Leonard recalls: “Swanie called me and said, ‘Did you write this, kiddo?’ I said I had. ‘Well, I’m going to make you rich.’ ” Leonard pauses. “We got eighty-four rejections in the next three months.”
Eventually, the book was sold as a Gold Medal original, with Warner Brothers buying the rights. The picture starred Ryan O’Neal and Leigh Taylor-Young. “I went to see it in New York,” says Leonard. “Got to the movie theater fifteen minutes late. I’m sitting there watching it when the woman in front of me says to her husband, ‘This is the worst picture I’ve ever seen in my life.’ The three of us got up and walked out.”
Over the next fifteen years, Leonard wrote sixteen books.

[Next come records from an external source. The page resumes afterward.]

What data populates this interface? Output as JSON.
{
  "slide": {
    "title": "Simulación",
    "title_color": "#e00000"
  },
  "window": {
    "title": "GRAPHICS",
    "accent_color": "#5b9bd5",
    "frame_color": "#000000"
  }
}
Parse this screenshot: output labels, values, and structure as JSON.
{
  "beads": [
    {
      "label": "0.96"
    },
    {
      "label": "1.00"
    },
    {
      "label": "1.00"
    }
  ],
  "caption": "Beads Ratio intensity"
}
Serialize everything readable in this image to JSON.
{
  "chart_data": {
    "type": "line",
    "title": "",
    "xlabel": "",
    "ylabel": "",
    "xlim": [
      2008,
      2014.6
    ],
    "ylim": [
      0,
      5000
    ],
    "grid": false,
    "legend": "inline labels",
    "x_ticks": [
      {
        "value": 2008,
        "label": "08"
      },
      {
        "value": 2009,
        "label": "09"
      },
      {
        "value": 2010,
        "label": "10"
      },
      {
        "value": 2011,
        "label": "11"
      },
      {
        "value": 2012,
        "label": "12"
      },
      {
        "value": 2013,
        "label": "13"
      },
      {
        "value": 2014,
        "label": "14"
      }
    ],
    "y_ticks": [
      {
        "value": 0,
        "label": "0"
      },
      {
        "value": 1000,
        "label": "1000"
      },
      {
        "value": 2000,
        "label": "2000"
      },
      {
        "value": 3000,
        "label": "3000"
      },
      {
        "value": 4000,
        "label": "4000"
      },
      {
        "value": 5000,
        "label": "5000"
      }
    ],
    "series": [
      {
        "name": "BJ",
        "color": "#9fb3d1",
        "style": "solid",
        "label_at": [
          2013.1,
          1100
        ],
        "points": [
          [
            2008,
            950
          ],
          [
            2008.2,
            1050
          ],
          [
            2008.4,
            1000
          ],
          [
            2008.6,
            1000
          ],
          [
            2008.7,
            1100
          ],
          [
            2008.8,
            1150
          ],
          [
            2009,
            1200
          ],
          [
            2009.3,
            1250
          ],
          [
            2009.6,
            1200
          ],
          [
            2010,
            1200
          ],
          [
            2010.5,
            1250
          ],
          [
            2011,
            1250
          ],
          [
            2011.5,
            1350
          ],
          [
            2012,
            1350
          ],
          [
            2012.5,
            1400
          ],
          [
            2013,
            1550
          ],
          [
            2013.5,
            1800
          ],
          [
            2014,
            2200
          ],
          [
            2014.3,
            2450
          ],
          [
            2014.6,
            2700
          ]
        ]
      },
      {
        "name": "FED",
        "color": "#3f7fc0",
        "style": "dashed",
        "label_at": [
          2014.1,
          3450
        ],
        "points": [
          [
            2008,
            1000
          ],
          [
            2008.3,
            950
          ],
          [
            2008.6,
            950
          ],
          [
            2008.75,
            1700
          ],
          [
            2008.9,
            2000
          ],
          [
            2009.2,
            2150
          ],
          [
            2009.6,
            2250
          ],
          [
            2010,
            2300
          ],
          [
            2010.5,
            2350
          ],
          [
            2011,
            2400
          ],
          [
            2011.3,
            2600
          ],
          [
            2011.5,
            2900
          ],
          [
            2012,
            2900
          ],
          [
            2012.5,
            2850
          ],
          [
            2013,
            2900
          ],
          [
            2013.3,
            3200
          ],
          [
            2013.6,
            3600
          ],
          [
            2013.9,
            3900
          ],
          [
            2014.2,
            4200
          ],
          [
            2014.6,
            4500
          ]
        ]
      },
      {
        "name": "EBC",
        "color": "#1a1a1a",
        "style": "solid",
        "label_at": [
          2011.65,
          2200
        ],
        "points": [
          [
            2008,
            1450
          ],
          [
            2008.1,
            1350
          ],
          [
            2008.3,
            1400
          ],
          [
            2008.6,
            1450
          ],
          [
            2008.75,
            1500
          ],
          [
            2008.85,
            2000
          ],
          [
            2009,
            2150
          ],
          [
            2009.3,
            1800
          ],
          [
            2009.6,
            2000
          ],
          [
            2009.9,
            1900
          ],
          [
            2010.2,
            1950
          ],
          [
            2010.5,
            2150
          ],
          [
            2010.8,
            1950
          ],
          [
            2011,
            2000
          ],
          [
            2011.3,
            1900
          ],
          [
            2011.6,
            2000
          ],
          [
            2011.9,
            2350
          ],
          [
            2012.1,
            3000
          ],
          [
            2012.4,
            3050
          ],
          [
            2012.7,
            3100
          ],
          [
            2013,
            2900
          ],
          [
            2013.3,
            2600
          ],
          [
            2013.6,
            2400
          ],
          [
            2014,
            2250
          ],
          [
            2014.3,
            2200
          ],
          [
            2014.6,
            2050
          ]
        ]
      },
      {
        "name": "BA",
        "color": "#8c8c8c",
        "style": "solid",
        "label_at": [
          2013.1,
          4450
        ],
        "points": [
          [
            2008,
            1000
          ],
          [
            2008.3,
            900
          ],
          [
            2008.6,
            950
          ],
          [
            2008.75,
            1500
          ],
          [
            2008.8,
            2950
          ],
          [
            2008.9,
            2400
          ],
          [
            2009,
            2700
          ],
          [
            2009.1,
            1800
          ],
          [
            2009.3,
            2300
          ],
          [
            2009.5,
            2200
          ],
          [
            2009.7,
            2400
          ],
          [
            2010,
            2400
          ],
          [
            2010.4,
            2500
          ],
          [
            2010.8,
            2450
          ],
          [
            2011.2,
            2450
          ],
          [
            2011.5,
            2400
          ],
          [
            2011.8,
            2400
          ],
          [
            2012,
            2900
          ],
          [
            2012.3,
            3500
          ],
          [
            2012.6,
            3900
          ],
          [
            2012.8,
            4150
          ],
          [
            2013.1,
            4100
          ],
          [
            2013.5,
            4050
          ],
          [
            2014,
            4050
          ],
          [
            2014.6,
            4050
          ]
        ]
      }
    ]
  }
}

Twelve were sold to Hollywood; two were optioned. He also wrote three original screenplays and two teleplays. Leonard was obviously onto something. The problem was, book sales were only mediocre.
“Everything Dutch wrote sold to Hollywood,” Swanson notes. “As for his books, well, you can’t sell something till it’s in your hands. I can’t mold a writer. I didn’t tell Faulkner what to write, or Hemingway, or James M. Cain what to write. A writer is like a cook. He puts some ingredients on the stove, lets it simmer, takes it off. I think it took Dutch a while to figure out the proper mix of ingredients.”